Mereka pergi bersama menuju apartemen Rangga. Chris baru saja sampai ke Indonesia. Karena Chris masih ingin melihat-lihat dan berkeliling Indonesia sebentar, Rangga membuat janji untuk bertemu disini.
Tentang Nabila... ada sesuatu yang menarik pada Nabila. Rangga bisa merasakannya saat Nabila masih menjadi karyawan kupas, begitu juga saat Tyas memanggilnya ke kantor produksi.

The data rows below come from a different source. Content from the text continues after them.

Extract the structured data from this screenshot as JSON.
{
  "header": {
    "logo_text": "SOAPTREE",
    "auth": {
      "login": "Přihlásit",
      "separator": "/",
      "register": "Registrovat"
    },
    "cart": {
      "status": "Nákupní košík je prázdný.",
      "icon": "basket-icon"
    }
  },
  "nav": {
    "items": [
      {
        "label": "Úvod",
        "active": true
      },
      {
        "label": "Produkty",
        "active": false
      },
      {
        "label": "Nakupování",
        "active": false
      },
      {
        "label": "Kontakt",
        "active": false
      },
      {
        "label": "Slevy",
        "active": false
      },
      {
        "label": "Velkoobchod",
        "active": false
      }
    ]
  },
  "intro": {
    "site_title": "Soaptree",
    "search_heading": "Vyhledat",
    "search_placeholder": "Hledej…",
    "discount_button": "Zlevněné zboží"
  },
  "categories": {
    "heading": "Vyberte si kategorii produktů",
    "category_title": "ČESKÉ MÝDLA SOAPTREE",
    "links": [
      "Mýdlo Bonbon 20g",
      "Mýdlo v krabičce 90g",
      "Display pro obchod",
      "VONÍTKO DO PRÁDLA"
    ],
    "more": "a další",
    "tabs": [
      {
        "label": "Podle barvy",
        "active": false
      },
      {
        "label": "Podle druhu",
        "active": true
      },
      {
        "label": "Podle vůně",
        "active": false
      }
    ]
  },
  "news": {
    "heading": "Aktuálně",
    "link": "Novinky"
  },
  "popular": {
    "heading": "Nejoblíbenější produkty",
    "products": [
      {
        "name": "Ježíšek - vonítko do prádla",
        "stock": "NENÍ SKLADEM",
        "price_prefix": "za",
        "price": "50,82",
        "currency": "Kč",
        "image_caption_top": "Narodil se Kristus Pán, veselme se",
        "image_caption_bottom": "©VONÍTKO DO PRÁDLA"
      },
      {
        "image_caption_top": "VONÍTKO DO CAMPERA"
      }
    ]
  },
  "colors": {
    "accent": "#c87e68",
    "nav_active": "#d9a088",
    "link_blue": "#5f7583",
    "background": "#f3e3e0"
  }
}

Bahkan untuk seorang pegawai sanitasi yang kerjanya hanya membersihkan limbah, Nabila bisa memikirkan hal detail seperti harus memisahkan limbah yang masih bisa diolah atau tidak. Itu bukan sekedar pemikiran biasa. Artinya, Nabila tahu soal merubah sistem menjadi lebih baik lagi. Hanya saja, Tyas tidak menyadarinya.
Nabila benar, jika ia harus memisahkan limbah yang masih bagus dan yang sudah tidak bisa diproses lagi. Justru akan memakan waktu lebih lama dan harus bekerja dua kali jika limbah tersebut dikumpulkan terlebih dulu dan baru dipisahkan. Kenapa ia bisa mempunyai pemikiran seperti itu? Nabila, pasti sedang menyembunyikan sesuatu.